Monday, June 22, 2009

Father's Day

This year was a good Father's Day in many ways; although I didn't expect it to be. I basically hadn't seen the kids since Tuesday night because Megan and I were doing tech for Broadway at Bethel and Megan's cousin Sarah was nannying for us. Wednesday night the kids all left our house and stayed with Sarah's family until Sunday. Sunday afternoon the kids came to campus with Megan's mom to watch the show. It was so wonderful to hug and kiss them. There is so much warmth and love in their little arms. It felt so invigorating to just inhale them after the week apart, when I never felt we'd quite reconnected after our Vegas trip. I bemoan the business of my life that keeps me away from them so much, yet I know that they need to be confident without me there. Maggie is turning into such a beautiful young person. She's got freckles all over her face--signs of happy times under the sun. She shows me such maturity alongside her childishness. There is so much joy in her smile, it hurts to know that she will experience pain at all. Lennon is so full of engagement that it sometimes comes out in kicks and pinches, but he really just wants to experience contact. He's such a good little hugger! He's starting to tell us why things are funny, and they both ask such good questions all the time. Maggie asked me about Adam and Eve recently and whether I believed it was true. She's really thinking about things. What a wonder is wonderment! What a lucky dad I am.

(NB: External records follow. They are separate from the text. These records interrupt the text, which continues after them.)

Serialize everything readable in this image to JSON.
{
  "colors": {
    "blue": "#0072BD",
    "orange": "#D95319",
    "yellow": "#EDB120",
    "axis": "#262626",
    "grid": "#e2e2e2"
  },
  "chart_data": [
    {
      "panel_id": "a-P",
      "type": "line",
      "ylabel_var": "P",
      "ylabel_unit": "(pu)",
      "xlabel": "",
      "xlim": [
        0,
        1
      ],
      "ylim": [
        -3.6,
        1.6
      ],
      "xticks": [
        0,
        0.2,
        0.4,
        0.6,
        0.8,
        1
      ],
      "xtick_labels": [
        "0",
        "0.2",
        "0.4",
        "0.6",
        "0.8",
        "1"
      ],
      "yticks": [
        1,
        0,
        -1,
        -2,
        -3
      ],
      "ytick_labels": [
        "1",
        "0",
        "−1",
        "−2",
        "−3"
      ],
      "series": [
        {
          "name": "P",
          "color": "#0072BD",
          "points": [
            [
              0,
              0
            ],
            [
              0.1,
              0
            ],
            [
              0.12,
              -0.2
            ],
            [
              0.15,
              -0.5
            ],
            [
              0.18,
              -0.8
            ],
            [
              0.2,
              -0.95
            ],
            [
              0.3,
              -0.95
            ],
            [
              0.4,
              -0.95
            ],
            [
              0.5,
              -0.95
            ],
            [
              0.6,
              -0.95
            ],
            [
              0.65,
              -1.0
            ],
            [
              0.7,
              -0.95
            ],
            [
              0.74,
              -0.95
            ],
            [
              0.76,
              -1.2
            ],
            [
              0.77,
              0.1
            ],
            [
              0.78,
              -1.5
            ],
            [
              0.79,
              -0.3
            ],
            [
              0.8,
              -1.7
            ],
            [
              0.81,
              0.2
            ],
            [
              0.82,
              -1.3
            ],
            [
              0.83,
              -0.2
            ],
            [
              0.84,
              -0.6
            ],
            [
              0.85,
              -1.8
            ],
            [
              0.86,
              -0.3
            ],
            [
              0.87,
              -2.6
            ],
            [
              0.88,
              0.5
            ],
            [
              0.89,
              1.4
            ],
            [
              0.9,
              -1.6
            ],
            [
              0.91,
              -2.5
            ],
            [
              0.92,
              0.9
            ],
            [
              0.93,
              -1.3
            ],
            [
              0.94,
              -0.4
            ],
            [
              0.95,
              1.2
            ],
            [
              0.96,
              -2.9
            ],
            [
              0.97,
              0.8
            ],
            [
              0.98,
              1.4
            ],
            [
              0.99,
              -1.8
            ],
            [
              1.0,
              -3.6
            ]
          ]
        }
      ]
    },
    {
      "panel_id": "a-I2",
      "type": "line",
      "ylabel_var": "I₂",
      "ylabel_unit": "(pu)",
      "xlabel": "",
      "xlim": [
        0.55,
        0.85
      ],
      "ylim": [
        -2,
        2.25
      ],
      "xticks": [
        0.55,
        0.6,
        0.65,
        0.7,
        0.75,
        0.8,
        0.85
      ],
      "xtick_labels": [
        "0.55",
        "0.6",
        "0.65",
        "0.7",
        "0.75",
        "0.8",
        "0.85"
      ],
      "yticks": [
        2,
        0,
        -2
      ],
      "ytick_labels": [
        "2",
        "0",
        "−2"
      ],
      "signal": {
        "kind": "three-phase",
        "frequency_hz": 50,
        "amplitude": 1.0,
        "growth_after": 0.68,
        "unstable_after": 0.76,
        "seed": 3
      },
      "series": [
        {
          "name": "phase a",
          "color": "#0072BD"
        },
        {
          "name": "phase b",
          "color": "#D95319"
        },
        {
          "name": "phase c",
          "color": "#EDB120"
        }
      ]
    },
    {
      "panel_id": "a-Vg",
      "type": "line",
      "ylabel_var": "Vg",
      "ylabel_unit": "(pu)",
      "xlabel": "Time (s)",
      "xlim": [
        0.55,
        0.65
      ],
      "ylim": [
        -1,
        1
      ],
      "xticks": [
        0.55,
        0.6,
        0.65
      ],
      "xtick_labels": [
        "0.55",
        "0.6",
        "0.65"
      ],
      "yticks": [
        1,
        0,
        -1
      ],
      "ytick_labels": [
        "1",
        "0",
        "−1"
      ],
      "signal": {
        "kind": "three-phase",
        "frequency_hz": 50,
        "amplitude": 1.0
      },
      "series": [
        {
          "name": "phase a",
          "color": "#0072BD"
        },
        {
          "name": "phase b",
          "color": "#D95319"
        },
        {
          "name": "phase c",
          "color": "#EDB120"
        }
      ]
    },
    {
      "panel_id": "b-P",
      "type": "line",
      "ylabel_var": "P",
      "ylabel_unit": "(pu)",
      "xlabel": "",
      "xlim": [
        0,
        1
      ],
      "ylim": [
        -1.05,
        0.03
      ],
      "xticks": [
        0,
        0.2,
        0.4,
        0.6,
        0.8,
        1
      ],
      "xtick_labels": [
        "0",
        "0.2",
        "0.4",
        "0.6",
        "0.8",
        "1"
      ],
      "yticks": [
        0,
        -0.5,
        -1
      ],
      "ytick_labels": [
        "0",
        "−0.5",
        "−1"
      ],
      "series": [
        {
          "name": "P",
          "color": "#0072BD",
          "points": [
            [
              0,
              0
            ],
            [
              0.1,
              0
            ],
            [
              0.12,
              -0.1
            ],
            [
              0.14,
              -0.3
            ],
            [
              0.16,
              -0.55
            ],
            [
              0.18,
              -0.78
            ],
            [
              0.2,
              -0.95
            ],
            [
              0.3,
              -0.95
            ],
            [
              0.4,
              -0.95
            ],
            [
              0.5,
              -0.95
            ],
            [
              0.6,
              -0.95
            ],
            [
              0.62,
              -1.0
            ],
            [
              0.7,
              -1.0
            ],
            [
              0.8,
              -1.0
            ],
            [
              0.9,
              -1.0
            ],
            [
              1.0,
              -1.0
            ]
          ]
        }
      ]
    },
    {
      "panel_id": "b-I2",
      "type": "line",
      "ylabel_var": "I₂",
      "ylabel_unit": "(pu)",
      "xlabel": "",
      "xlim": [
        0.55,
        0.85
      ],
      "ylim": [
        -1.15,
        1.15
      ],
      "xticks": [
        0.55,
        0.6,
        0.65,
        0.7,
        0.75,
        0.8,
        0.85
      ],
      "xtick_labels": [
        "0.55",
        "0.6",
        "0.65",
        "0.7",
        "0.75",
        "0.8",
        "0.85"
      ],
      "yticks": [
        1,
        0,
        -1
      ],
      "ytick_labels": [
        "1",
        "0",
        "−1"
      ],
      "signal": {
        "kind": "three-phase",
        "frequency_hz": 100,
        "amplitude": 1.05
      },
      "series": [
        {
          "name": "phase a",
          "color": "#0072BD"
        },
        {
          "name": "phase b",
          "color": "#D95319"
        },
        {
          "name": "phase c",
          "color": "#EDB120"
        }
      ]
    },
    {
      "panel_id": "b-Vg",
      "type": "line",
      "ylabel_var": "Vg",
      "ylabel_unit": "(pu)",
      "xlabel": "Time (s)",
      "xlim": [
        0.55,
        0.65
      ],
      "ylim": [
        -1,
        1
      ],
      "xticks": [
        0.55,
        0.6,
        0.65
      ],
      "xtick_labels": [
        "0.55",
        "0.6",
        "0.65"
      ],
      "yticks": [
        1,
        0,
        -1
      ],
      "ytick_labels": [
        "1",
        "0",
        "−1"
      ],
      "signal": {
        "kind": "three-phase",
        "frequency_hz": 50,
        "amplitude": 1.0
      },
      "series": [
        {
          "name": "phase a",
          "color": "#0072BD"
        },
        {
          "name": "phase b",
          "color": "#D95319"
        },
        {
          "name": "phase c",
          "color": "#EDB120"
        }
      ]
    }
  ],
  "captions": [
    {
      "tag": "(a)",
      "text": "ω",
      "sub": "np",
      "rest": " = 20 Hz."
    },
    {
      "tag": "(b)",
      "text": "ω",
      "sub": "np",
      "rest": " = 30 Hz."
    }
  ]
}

Father's Day is really a time to celebrate the kids and all that they bring; not least of all because we lost Megan's dad on Father's Day, 2007. Remembering him and how he would have loved these two is a wonderful way to celebrate them, while acknowledging and healing from the pain at the same time. If it wasn't for the little lives around us, the loss of the big lives would be too much for the heart to take. So, Jim, here's a nod to you. We miss you so--your steadiness, your thoughtfulness, your sly humor and your gentle direction. Your legacy lives here on earth through these children. You are not a memory to them; you are a real and living person, waiting to see us all again, hopefully later than sooner. And so, the day for fathers that I thought might always be bitter at the memory of your passing, is all the sweeter for the memory of your love.